Jubjub is a pairing-freindly curve (Edwards birationally equivalent to BLS12-381). So what about using a BLS short signature?

how expensive would paring operation be to compute inside a snark?

Pairing operations are implemented for Weierstrass curves in libsnark: although I’m unsure of how many constraints it requires.

However, to implement it for the BabyJubJub curve you would need to implement similar algorithms as above, described in:

Alternatively we could find new Weierstrass curve parameters as an alternative to the ones supported by the existing libsnark gadgets. The SCIPR lab already has code for this: - but I’m unsure about what would be necessary to tune them to find a candidate suitable for the alt-bn scalar field - doing so would be really cool as it opens opportunities for recursive SNARKs on EVM now.

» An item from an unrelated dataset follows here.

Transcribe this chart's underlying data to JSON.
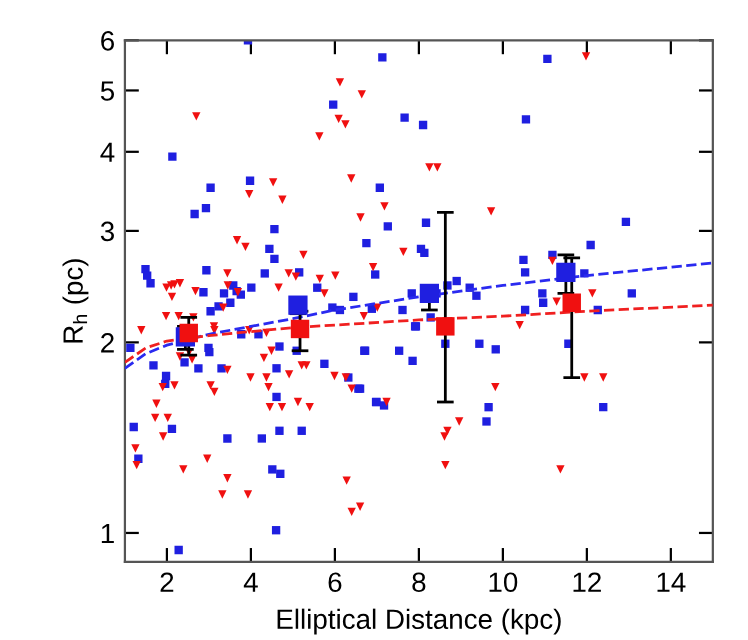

@barryWhiteHat I have computed the number of constraints for eddsa verification here
and I found 7000 constraints + constraints for Pedersen hash function 1881 used twice
which makes total 10762 constraints. I was wondering if these numbers are correct?

def eddsa_check(R,B,S,A, M):

split_to_bits(R) # 252 constraints
split_to_bits(A) # 252 constraints
hash_RAM = H(R, A, M)  #1881 constraints
IsValid(R)  // is_oncurve and is_notloworder doubled three times so 5*3=15 + 5415 constraints for is_notloworder 
lhs = ScalarMult(B, s)  # 4.2 * 252 = 1058 constraints // lhs = B*s
M = H(m)  # 1881  // M = H(m)
At = ScalarMult(A,hash_RAM) # 4.2 * 252 = 1058 constraints // A*hash_RAM
rhs = PointAdd(R, At) # 6 constraints // rhs = R + (A*hash_RAM)
lhs == rhs # 2 constraints  

Going back to not_loworder, I found it cost 5415 constraints by following this algorithm

EdFieldElement x = //...
EdFieldElement y = //...

EdFieldElement a = curve.getA();
EdFieldElement d = curve.getD();
EdFieldElement lhs = 1.add(y.multiply(y).multiply(y.multiply(y).multiply(d)); // 6+5+5+13.252+4.2.252 constraints so 4350

EdFieldElement rhs = x.multiply(x).multiply(a); // 5+4.2*252=1063

boolean pointIsOnCurve = lhs.equals(rhs); // 2 constraints

Total 5415